What matters for Qwen models, and most/all local MoE models (ie. where the perfo...

embedding-shape · 2026-03-08T17:28:26 1772990906

For comparison, most recent (consumer) NVIDIA GPUs released:

- 5050 - MSRP: 249 USD - 320 GB/s

- 5060 - MSRP: 299 USD - 448 GB/s

- 5060 Ti - MSRP: 379 USD - 448 GB/s

- 5070 - MSRP: 549 USD - 672 GB/s

- 5070 Ti - MSRP: 749 USD - 896 GB/s

- 5080 - MSRP: 999 USD - 960 GB/s

- 5090 - MSRP: 1999 USD - 1792 GB/s

M3 Ultra seems to come close to a ~5070 Ti more or less.

seanmcdirmid · 2026-03-08T18:00:27 1772992827

You should really list memory with the graphics cards, and above should list (unified) memory and prices as well with particular price points.

embedding-shape · 2026-03-08T19:13:26 1772997206

I mean what I was curious (and maybe others) about was comparing it to parent's post, which is all about the memory bandwidth, hence the comparison.

seanmcdirmid · 2026-03-08T22:15:13 1773008113

But it doesn't matter if you have 1000GB/s memory bandwidth if you only have 32GB of vram. Well, maybe for some applications it works out (image generation?), but its not seriously competing with an ultra with 128 GB of unified memory or even a max with 64 GB if unified memory.

embedding-shape · 2026-03-09T14:03:00 1773064980

> but its not seriously competing with an ultra with 128 GB of unified memory or even a max with 64 GB if unified memory.

No one is arguing that either, this sub-thread is quite literally about the memory bandwidth. Of course there are more things to care about in real-life applications of all this stuff, again, no one is claiming otherwise.
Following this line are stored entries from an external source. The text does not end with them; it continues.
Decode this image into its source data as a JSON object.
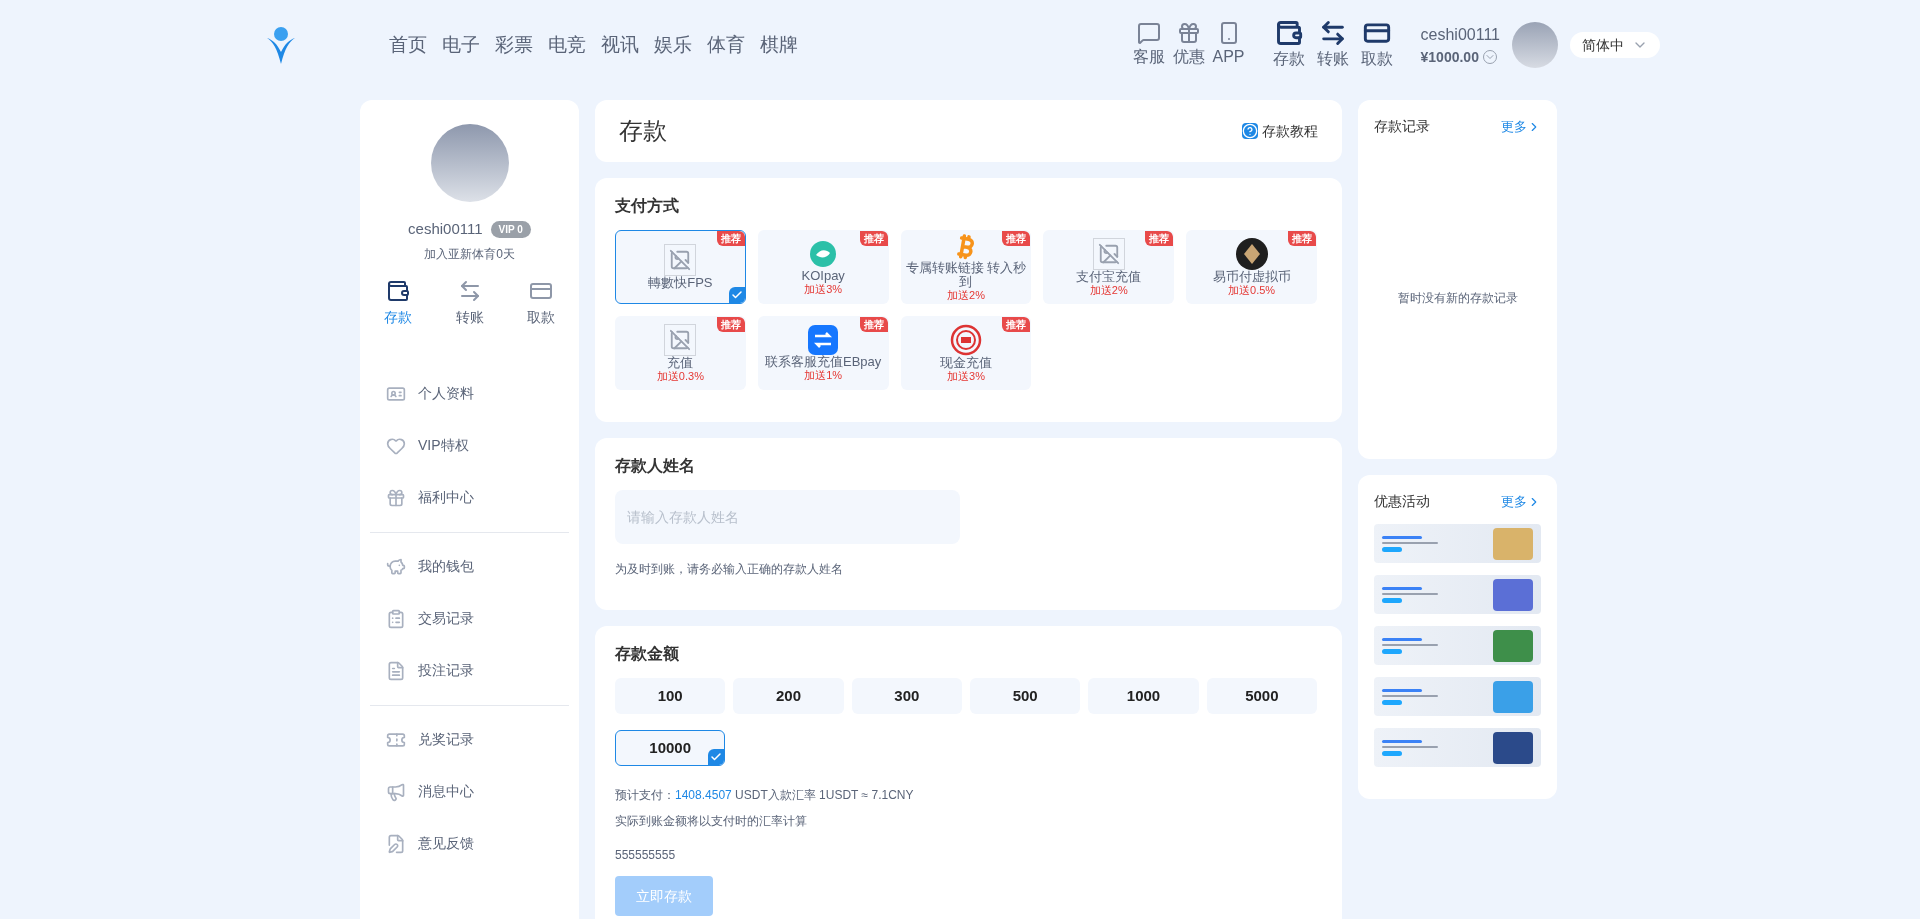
{
  "header": {
    "nav": [
      {
        "label": "首页"
      },
      {
        "label": "电子"
      },
      {
        "label": "彩票"
      },
      {
        "label": "电竞"
      },
      {
        "label": "视讯"
      },
      {
        "label": "娱乐"
      },
      {
        "label": "体育"
      },
      {
        "label": "棋牌"
      }
    ],
    "services": [
      {
        "kind": "chat",
        "label": "客服"
      },
      {
        "kind": "gift",
        "label": "优惠"
      },
      {
        "kind": "phone",
        "label": "APP"
      }
    ],
    "wallet_actions": [
      {
        "kind": "deposit",
        "label": "存款"
      },
      {
        "kind": "transfer",
        "label": "转账"
      },
      {
        "kind": "withdraw",
        "label": "取款"
      }
    ],
    "user": {
      "username": "ceshi00111",
      "balance": "¥1000.00"
    },
    "language": "简体中"
  },
  "sidebar": {
    "username": "ceshi00111",
    "vip": "VIP 0",
    "joined": "加入亚新体育0天",
    "quick_actions": [
      {
        "kind": "deposit",
        "label": "存款",
        "selected": true
      },
      {
        "kind": "transfer",
        "label": "转账",
        "selected": false
      },
      {
        "kind": "withdraw",
        "label": "取款",
        "selected": false
      }
    ],
    "menu_groups": [
      [
        {
          "kind": "profile",
          "label": "个人资料"
        },
        {
          "kind": "vip",
          "label": "VIP特权"
        },
        {
          "kind": "gift",
          "label": "福利中心"
        }
      ],
      [
        {
          "kind": "wallet",
          "label": "我的钱包"
        },
        {
          "kind": "transactions",
          "label": "交易记录"
        },
        {
          "kind": "bets",
          "label": "投注记录"
        }
      ],
      [
        {
          "kind": "ticket",
          "label": "兑奖记录"
        },
        {
          "kind": "megaphone",
          "label": "消息中心"
        },
        {
          "kind": "feedback",
          "label": "意见反馈"
        }
      ]
    ]
  },
  "main": {
    "title": "存款",
    "tutorial": "存款教程",
    "payment": {
      "title": "支付方式",
      "methods": [
        {
          "kind": "broken",
          "name": "轉數快FPS",
          "badge": "推荐",
          "selected": true
        },
        {
          "kind": "koi",
          "name": "KOIpay",
          "bonus": "加送3%",
          "badge": "推荐",
          "selected": false
        },
        {
          "kind": "bitcoin",
          "name": "专属转账链接 转入秒到",
          "bonus": "加送2%",
          "badge": "推荐",
          "selected": false
        },
        {
          "kind": "broken",
          "name": "支付宝充值",
          "bonus": "加送2%",
          "badge": "推荐",
          "selected": false
        },
        {
          "kind": "coin",
          "name": "易币付虚拟币",
          "bonus": "加送0.5%",
          "badge": "推荐",
          "selected": false
        },
        {
          "kind": "broken",
          "name": "充值",
          "bonus": "加送0.3%",
          "badge": "推荐",
          "selected": false
        },
        {
          "kind": "eb",
          "name": "联系客服充值EBpay",
          "bonus": "加送1%",
          "badge": "推荐",
          "selected": false
        },
        {
          "kind": "cash",
          "name": "现金充值",
          "bonus": "加送3%",
          "badge": "推荐",
          "selected": false
        }
      ]
    },
    "depositor": {
      "title": "存款人姓名",
      "placeholder": "请输入存款人姓名",
      "hint": "为及时到账，请务必输入正确的存款人姓名"
    },
    "amount": {
      "title": "存款金额",
      "options": [
        {
          "label": "100",
          "selected": false
        },
        {
          "label": "200",
          "selected": false
        },
        {
          "label": "300",
          "selected": false
        },
        {
          "label": "500",
          "selected": false
        },
        {
          "label": "1000",
          "selected": false
        },
        {
          "label": "5000",
          "selected": false
        },
        {
          "label": "10000",
          "selected": true
        }
      ],
      "estimate_label": "预计支付：",
      "estimate_value": "1408.4507",
      "estimate_rate": "USDT入款汇率 1USDT ≈ 7.1CNY",
      "note": "实际到账金额将以支付时的汇率计算",
      "extra": "555555555",
      "submit": {
        "label": "立即存款",
        "disabled": true
      }
    }
  },
  "right": {
    "records": {
      "title": "存款记录",
      "more": "更多",
      "empty": "暂时没有新的存款记录"
    },
    "promos": {
      "title": "优惠活动",
      "more": "更多",
      "banners": [
        {
          "kind": "casino"
        },
        {
          "kind": "slots"
        },
        {
          "kind": "sports"
        },
        {
          "kind": "lottery"
        },
        {
          "kind": "welfare"
        }
      ]
    }
  }
}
My reply was adding additional context to the "What matters [...] is memory bandwidth" parent comment, nothing more, hence the added context of what other consumer hardware does in memory bandwidth.

seanmcdirmid · 2026-03-09T22:19:04 1773094744

If we are talking about Apple silicon, where we can configure the memory separately from the bandwidth (and the memory costs the same for each processor), we can say something like "its all about bandwidth". If we switch to GPUs where that is no longer true, NVIDIA won't let you buy an 5090 with more 32GB of VRAM, then...we aren't comparing apples to apples anymore.

ranger_danger · 2026-03-09T05:13:39 1773033219

A 10GB 3080 still beats even an M2 Ultra with 192GB... memory bandwidth is not the only factor.

https://github.com/XiongjieDai/GPU-Benchmarks-on-LLM-Inferen...

seanmcdirmid · 2026-03-09T07:07:23 1773040043

If the model is small enough to fit in to 10GB of VRAM the GPU can win.

But the bigger models are more useful, so that’s what people fixate on.

spatular · 2026-03-08T19:13:20 1772997200

There is also prompt processing that's compute-bound, and for agentic workflows it can matter more than tg, especially if the model is not of "thinking" type.